From: Christian Ebner <c.ebner@proxmox.com>
To: "Fabian Grünbichler" <f.gruenbichler@proxmox.com>,
"Proxmox Backup Server development discussion"
<pbs-devel@lists.proxmox.com>
Subject: Re: [pbs-devel] [PATCH proxmox-backup 4/9] fix #5982: garbage collection: check atime updates are honored
Date: Mon, 3 Mar 2025 17:09:10 +0100 [thread overview]
Message-ID: <5e23c5cf-8cc6-48b5-9d92-a9828d95053e@proxmox.com> (raw)
In-Reply-To: <1741016392.vckcqyi01l.astroid@yuna.none>
On 3/3/25 16:50, Fabian Grünbichler wrote:
> On March 3, 2025 4:23 pm, Christian Ebner wrote:
>> On 3/3/25 14:51, Fabian Grünbichler wrote:
>>> On February 19, 2025 5:48 pm, Christian Ebner wrote:
>>>> Check if the filesystem backing the chunk store actually updates the
>>>> atime to avoid potential data loss in phase 2 of garbage collection
>>>> in case the atime update is not honored.
>>>>
>>>> Perform the check before phase 1 of garbage collection, as well as
>>>> on datastore creation. The latter to early detect and disallow
>>>> datastore creation on filesystem configurations which otherwise most
>>>> likely would lead to data losses.
>>>>
>>>> Enable the atime update check by default, but allow to opt-out by
>>>> setting a datastore tuning parameter flag for backwards compatibility.

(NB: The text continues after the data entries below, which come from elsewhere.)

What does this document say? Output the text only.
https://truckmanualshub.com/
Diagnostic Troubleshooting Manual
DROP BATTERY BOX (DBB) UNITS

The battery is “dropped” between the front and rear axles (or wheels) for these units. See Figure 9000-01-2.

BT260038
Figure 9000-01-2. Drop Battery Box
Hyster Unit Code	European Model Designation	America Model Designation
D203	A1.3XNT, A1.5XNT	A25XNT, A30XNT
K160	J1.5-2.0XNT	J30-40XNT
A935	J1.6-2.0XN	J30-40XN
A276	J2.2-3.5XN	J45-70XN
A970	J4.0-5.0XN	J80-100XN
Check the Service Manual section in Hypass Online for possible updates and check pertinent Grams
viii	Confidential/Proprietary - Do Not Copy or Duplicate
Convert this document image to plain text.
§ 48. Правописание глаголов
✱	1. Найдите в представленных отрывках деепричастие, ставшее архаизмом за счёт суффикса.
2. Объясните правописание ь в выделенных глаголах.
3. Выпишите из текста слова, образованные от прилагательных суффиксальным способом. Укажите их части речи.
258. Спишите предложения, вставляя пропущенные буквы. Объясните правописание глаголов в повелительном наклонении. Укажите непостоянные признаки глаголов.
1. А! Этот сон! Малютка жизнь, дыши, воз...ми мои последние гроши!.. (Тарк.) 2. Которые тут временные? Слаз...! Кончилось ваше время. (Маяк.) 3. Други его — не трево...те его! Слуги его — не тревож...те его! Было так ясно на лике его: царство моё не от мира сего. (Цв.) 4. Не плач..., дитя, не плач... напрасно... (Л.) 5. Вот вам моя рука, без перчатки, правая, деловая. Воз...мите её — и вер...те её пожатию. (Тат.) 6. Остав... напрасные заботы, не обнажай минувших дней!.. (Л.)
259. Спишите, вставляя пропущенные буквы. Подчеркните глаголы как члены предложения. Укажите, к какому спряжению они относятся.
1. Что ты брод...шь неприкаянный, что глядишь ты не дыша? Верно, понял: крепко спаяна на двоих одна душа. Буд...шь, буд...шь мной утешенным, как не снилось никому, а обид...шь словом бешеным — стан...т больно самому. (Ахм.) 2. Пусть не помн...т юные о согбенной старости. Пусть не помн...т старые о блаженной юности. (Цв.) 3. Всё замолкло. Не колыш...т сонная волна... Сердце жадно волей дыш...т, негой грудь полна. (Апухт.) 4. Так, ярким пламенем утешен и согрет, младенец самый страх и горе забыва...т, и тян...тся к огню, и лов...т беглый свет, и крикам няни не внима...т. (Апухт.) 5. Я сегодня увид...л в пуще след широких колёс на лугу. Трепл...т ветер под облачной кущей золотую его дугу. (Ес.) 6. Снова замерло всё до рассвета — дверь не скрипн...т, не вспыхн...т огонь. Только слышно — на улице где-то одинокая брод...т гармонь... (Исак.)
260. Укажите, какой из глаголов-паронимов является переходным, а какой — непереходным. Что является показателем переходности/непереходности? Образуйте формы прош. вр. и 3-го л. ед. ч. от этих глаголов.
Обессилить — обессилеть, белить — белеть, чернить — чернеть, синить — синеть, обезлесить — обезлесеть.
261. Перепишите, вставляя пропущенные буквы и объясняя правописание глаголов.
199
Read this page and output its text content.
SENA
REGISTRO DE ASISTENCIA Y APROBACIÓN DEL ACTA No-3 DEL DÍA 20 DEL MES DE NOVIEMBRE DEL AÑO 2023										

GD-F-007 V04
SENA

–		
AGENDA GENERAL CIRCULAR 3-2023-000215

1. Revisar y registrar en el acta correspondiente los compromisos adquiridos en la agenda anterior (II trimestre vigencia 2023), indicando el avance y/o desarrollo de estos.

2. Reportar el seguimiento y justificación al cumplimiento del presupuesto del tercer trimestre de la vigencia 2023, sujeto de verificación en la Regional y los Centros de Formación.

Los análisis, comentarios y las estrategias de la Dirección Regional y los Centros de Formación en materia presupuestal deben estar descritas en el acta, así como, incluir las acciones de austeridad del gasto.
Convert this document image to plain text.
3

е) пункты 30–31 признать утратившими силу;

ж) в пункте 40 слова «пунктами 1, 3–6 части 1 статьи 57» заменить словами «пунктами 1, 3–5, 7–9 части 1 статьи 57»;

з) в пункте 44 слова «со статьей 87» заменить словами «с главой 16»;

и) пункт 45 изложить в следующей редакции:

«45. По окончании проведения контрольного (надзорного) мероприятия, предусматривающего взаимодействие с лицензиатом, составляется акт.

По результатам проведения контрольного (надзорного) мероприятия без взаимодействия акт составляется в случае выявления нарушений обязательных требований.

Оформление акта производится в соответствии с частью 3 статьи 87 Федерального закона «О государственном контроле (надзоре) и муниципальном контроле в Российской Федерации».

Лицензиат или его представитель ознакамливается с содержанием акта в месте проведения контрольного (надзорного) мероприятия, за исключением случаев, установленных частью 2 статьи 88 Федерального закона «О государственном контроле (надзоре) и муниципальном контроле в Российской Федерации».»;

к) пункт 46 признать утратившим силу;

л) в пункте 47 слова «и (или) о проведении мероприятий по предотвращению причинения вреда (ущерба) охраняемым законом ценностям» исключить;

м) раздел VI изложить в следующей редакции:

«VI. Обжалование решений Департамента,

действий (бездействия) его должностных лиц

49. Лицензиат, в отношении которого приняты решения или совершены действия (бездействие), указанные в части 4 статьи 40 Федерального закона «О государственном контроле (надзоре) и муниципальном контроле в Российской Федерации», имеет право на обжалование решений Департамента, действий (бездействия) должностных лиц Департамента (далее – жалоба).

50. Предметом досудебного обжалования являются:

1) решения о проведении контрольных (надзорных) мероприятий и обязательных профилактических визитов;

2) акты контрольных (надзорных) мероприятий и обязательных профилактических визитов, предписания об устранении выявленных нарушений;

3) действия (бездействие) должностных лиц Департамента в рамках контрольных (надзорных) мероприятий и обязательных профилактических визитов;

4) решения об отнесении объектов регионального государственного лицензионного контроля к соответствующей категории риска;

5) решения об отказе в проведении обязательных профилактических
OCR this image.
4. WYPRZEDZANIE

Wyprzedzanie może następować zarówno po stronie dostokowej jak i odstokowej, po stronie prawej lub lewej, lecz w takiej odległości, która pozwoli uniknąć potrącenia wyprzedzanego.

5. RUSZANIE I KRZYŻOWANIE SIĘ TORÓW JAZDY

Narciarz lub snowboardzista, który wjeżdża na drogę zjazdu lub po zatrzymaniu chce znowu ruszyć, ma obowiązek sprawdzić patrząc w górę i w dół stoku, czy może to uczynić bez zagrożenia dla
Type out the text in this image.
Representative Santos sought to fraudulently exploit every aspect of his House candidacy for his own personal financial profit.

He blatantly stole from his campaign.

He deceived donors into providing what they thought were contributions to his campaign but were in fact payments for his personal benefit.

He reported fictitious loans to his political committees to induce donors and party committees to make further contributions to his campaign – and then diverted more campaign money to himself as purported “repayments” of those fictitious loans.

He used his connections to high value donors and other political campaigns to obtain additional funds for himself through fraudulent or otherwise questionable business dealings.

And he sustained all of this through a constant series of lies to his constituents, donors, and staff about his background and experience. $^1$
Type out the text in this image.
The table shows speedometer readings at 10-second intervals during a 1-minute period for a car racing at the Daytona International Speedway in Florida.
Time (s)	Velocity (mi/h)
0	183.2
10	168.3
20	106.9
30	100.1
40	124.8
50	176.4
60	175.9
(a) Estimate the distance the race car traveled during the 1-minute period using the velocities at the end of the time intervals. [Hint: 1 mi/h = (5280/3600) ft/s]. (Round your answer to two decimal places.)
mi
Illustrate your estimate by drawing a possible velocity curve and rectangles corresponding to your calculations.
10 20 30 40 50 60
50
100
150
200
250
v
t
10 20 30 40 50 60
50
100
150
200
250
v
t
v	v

>>>> This is honored by both, garbage collection and datastore creation.
>>>>
>>>> The check uses a 4 MiB fixed sized, unencypted and compressed chunk
>>>> as test marker, inserted if not present. This all zero-chunk is very
>>>> likely anyways for unencrypted backup contents with large all-zero
>>>> regions using fixed size chunking (e.g. VMs).
>>>>
>>>> The check sets the chunk's atime twice, once to set it to 1 second
>>>> into the past, and once to set it to now. By this one can detect if
>>>> the atime is set at all and if it also set if the filesystem is e.g.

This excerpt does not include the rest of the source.